A l’instar de ses concurrents Amazon et Google, Apple fait écouter les enregistrements de son assistant vocal, Siri, par des sociétés tierces, a révélé le quotidien britannique « The Guardian ». Y compris certaines déclenchées accidentellement.
Par David B. Hauce
Apple ne sera pas l’exception qui confirme la règle. A la suite d’une enquête du quotidien britannique The Guardian, Apple a reconnu que 1% des activations quotidiennes de son assistant vocal, Siri, sont l’objet d’une analyse par des examinateurs humains. Chaque jour, une partie des enregistrements de Siri est ainsi transmise à des sous-traitants travaillant pour l’entreprise dans le monde entier. Dans le Guardian, Apple reconnaît que ces données « sont utilisées pour aider Siri et la dictée vocale à mieux vous comprendre et à reconnaître ce que vous dites ». Sauf qu’à aucun moment, la société ne prévient ses utilisateurs qu’un tel travail est effectué par des humains écoutant des enregistrements.
Ces employés de l’ombre sont chargés d’évaluer la pertinence des réponses de l’assistant vocal, de vérifier que l’enregistrement a été déclenché intentionnellement, et de corriger d’éventuels problèmes. Apple assure que les enregistrements qu’ils écoutent « ne sont pas associés à l’identifiant Apple », et que « tous les examinateurs sont sous l’obligation d’adhérer à la clause de confidentialité très stricte d’Apple ». Un des employés qui s’est confié au Guardian est toutefois moins rassurant : « Il y a eu de nombreux cas d’enregistrements comportant des discussions privées entre médecins et patients, des accords commerciaux, ce qui ressemble à du trafic de drogue, des ébats sexuels. Ces enregistrements sont accompagnés des données de l’utilisateur, à savoir la localisation, le détail de ses contacts et les données des applications », assure-t-il à nos confrères britanniques.

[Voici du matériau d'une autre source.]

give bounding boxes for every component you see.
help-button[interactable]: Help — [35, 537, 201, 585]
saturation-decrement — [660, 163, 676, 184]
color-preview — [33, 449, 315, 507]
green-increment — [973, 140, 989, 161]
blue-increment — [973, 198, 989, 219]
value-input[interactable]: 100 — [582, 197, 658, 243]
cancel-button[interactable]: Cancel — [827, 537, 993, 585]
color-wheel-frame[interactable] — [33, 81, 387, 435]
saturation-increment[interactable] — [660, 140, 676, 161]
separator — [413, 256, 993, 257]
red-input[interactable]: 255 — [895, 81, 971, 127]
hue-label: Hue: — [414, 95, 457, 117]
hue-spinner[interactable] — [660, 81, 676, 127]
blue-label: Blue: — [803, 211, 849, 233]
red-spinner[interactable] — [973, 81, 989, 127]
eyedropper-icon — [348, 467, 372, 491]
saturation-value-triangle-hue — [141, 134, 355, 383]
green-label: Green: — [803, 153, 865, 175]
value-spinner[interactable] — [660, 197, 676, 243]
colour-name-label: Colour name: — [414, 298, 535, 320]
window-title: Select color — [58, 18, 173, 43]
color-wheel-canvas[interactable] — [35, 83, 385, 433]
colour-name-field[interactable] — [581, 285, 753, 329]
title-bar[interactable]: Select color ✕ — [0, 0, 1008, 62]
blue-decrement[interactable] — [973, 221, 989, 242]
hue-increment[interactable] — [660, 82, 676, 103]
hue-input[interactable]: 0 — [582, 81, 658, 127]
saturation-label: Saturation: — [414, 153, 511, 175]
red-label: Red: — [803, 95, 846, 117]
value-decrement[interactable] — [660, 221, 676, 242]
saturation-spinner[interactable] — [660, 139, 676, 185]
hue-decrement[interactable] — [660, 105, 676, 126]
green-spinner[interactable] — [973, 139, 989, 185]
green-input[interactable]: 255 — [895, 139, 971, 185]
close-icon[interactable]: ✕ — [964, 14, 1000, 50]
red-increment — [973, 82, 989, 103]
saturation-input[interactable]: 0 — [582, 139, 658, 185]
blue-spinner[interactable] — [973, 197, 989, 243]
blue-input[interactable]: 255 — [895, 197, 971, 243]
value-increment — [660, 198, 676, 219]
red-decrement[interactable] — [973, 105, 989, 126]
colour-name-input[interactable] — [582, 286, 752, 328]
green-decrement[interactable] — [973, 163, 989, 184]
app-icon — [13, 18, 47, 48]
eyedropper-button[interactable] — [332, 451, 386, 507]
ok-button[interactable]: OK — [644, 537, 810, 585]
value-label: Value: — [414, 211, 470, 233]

L’assistant vocal d’Apple n’est censé se déclencher qu’au son du fameux « Hey, Siri ! ». Mais il arrive parfois – « souvent », d’après l’employé inquiet – que l’enregistrement s’active à l’insu de l’utilisateur, par exemple… « au son d’un zip » de fermeture éclair ! Siri peut aussi parfois se mettre en action si une Apple Watch détecte qu’elle a été soulevée puis entend des paroles. Un défaut qui concerne surtout l’Apple Watch et l’enceinte HomePod mais n’empêche pas que des conversations privées sur iPhone ou iPad soient aussi sauvegardées par erreur. « La montre peut enregistrer des extraits qui dureront 30 secondes ce n’est pas très long, mais vous pouvez avoir une bonne idée de ce qu’il se passe », témoigne l’employé avant d’ajouter : « Nous sommes encouragés à atteindre nos objectifs et à travailler le plus rapidement possible. Lors des activations accidentelles, on signale uniquement un problème technique. Il n’y a rien à signaler sur le contenu ». Cet employé s’est décidé à sortir du silence car il dit craindre que ces informations soient utilisées à mauvais escient : « Il y a peu de vérification sur le personnel, et la quantité de données que nous sommes libres de consulter semble assez large. Il ne serait pas difficile d’identifier la personne que vous écoutez, en particulier avec les activations accidentelles.
Apple n’est pas le seul à exercer une surveillance humaine sur ses assistants vocaux automatiques. En avril dernier, le média américain Bloomberg révélait qu’Amazon emploie des milliers de salariés pour écouter les discussions entre les utilisateurs et son assistant vocal Alexa. Début juillet, il a été constaté que les employés de Google faisaient de même avec Google Assistant. Toutefois, Amazon et Google permettent aux utilisateurs de gérer eux-mêmes leurs données et leurs enregistrements : sur l’application Amazon Alexia et sur le site myactivity.google.com, les utilisateurs peuvent accéder, écouter et supprimer leurs enregistrements des serveurs. Apple n’offre pas cette possibilité : à moins de désactiver complètement Siri, il est impossible d’empêcher les enregistrements d’être potentiellement analysés. La révélation du Guardian paraît loin du marketing de la firme de Cupertino : « Ce qui se passe sur votre iPhone reste sur votre iPhone ».